When you first start your professional life and have no one depending on you and no real assets or debts, life insurance is often not on the radar screen. The purpose of life insurance is to pay your debts and put your dependents in at least, as solid a financial position as if you were alive. Once you are married and have children and a mortgage, life insurance becomes a critical part of protecting the biggest asset you have - you!
TUTORIAL: Intro To Insurance
By the time you're retired, though, it is likely that your children are grown and have left the nest. You may have more assets and have paid down your debt. There is a possibility that you no longer need to carry life insurance. Here's a rundown on factors to consider when deciding to either buy or drop life insurance.
Your Debts and Assets
If you own your own home, in retirement, you likely have paid down a significant portion (if not all) of your mortgage. Your net worth may have risen substantially above its level when you were working. If your net assets and future pension entitlements will be enough to leave your spouse comfortable if you were to die, you may not need life insurance to carry out your estate's wishes. (For related reading, see What's Your Net Worth Telling You?)
Estate Planning Issues
Life insurance is often used as an estate planning tool to ensure that both the estate and the beneficiaries have enough cash to pay the final income tax bill and any transfer or estate taxes. If real property is being transferred, this can be an issue for some executors or beneficiaries who find themselves having to sell the property to pay the taxes.
Life insurance can also be used to create a legacy gift. If you want to provide a substantial financial gift on your death to an organization or foundation, you can make them the beneficiaries of your policy. In certain situations, the premiums paid on the policy can be deducted as charitable contributions. (For related reading, see Using Life Insurance To Make Charitable Donations.)
Your Existing Insurance
Life insurance premiums rise the older you are when you first take it out. Term life allows you to be insured for a set length of time (usually between five and 20 years), and then a new premium is set to renew the policy. If you have to renew after you are 60, the premiums are likely to be astronomical. A whole life policy, on the other hand, insures you until you die.

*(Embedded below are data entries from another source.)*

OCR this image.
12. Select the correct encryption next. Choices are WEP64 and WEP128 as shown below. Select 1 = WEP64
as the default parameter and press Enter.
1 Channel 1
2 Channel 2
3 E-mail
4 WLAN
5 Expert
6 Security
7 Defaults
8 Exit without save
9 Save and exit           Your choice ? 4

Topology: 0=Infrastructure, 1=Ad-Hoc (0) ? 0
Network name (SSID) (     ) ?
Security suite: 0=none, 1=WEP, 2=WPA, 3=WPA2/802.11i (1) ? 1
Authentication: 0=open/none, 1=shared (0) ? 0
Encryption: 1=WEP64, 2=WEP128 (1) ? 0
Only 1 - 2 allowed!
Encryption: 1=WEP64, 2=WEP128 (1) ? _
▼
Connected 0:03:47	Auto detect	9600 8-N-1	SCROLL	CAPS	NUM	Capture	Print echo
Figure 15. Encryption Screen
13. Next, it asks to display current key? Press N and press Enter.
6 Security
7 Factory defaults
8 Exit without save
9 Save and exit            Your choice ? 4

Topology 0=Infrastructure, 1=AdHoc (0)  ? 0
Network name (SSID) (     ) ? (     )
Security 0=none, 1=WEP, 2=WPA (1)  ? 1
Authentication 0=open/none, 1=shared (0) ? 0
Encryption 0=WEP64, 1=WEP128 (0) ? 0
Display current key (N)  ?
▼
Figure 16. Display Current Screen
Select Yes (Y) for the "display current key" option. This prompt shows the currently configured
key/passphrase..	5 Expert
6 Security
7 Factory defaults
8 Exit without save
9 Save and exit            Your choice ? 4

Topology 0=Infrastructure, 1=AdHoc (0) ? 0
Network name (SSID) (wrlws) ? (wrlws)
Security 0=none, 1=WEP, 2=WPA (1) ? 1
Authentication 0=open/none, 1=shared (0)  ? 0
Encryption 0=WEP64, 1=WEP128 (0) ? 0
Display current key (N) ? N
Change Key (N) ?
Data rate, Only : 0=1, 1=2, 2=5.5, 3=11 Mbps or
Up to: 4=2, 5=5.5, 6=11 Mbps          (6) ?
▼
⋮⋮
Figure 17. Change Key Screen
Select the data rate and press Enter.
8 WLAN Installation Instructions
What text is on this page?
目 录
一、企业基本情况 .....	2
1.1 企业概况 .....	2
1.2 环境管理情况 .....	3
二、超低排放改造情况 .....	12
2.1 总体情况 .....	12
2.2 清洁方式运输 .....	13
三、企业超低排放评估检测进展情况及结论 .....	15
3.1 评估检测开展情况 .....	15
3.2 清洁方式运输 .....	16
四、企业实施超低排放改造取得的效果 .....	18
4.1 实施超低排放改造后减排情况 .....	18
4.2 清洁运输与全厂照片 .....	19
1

Often, the premiums do not change over the course of the policy and it builds an investment portion that you can withdraw or borrow against in later years. The premiums are often much higher than term life. The type of insurance you already have makes a difference because, if you have to purchase new insurance in your retirement, the premiums may not be affordable. However, if you still have several years left on your term policy or, if you have an existing whole life policy, keeping up with the premiums can pay benefits down the road.
Premiums for life insurance are high when you are in retirement, but you may not even be able to get a new policy if you are ill or have ongoing health problems. If you did not obtain life insurance while you were still healthy, it may be too late when you are sick. In that situation, it is important to use your income to ensure that you can pay for health care and that any extra goes to pay down debt. (There are many benefits to owning a life insurance policy. For more, see Life Insurance: How To Get The Most Out Of Your Policy.)
The Bottom Line
Whether you need life insurance in your retirement depends on your existing insurance and your goals for passing on your net wealth to your beneficiaries. Many retirees no longer have a need for life insurance.